人は死ぬ時走馬灯というものを見ると言うが、今尾崎の脳裏をこれまでの楽しかったことや苦しかったことなどの様々な思い出が過る。
ああ、自分はここで…っと、尾崎はパタリッと手を地面に落とした。
その時だった。
「尾崎君!」
その声を聞いた時、尾崎は目を見開き風間の体を渾身の力で弾き飛ばした。
弾き飛ばされた風間は、地に着地し尾崎を睨みつける。
「美雪!」
ボロボロの白衣を纏った音無が瓦礫を支えにしながら泣きそうな顔で尾崎を見ていた。
さっきまで死を受け入れようとしていた自分が嘘のように消えた。
自分は、こんなところで死ぬわけにはいかないのだという意欲が湧いてくる。
そうだ、なぜ忘れていたのかと。
自分には守るべきものがある。

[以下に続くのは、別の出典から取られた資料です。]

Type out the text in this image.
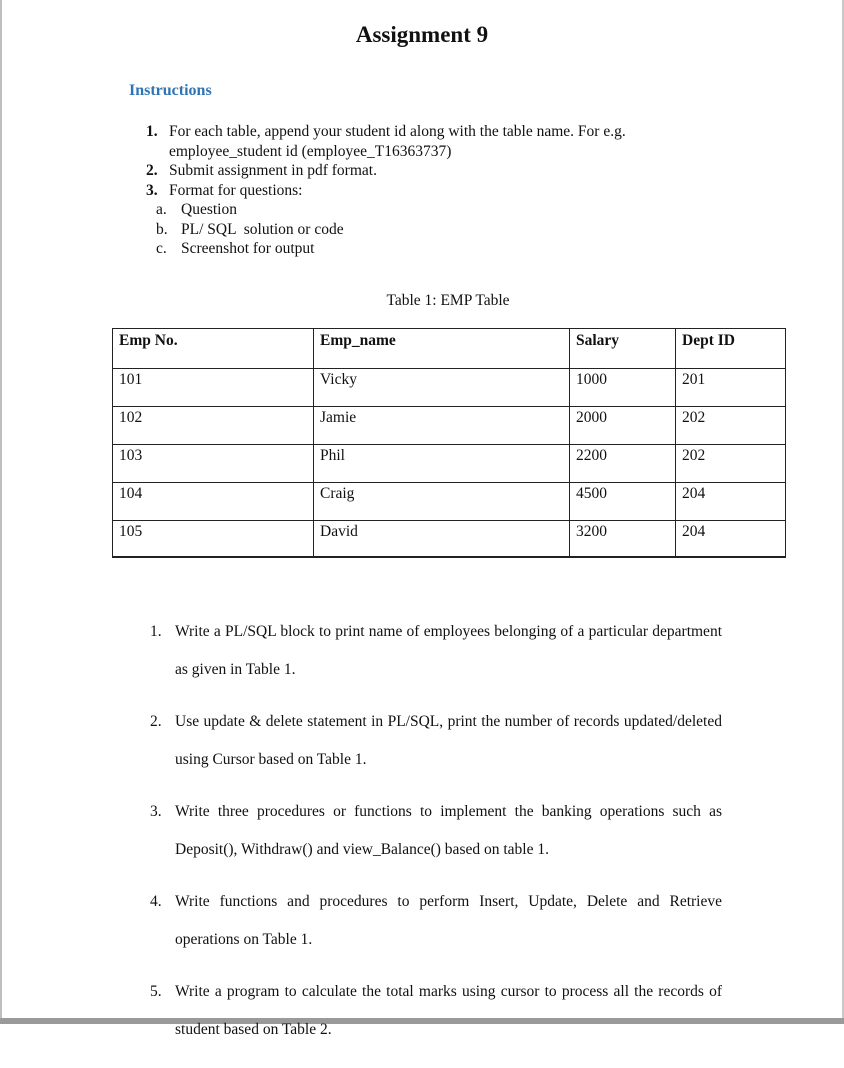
Assignment 9
Instructions
1. For each table, append your student id along with the table name. For e.g. employee_student id (employee_T16363737)
2. Submit assignment in pdf format.
3. Format for questions:
a. Question
b. PL/ SQL  solution or code
c. Screenshot for output
Table 1: EMP Table
Emp No.	Emp_name	Salary	Dept ID
101	Vicky	1000	201
102	Jamie	2000	202
103	Phil	2200	202
104	Craig	4500	204
105	David	3200	204
1. Write a PL/SQL block to print name of employees belonging of a particular department as given in Table 1.
2. Use update & delete statement in PL/SQL, print the number of records updated/deleted using Cursor based on Table 1.
3. Write three procedures or functions to implement the banking operations such as Deposit(), Withdraw() and view_Balance() based on table 1.
4. Write functions and procedures to perform Insert, Update, Delete and Retrieve operations on Table 1.
5. Write a program to calculate the total marks using cursor to process all the records of student based on Table 2.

守ると約束した相手がいるではないかと。
戦わなければならない。
守るために。
大切な物を守るために。
そのためには、どうするべきか……。
目の前にいる操られてしまった友を見る。
その時。尾崎の中で湧きあがる大きな力を感じた。
なんだ、答えは自分の中にあったのだと、その瞬間、理解した。
風間が雄叫びをあげながら、飛び掛かってきた。
尾崎は、冷静な表情でそれを見据える。
すると、風間の体が弾きと飛ばされた。
見えない何かに弾かれた風間は、困惑した表情を見せ地に転がる。
尾崎は、ゆっくりとした調子で風間に近づいた。
風間は、一瞬ビクリッと震えるがすぐに構え直し、再び尾崎に飛び掛かった。
風間の拳を手で受け止め、反対の手の拳が風間の腹部に決まった。
その衝撃で嘔吐した風間は、地面に転がされた。
たった一撃でここまでなったことはない。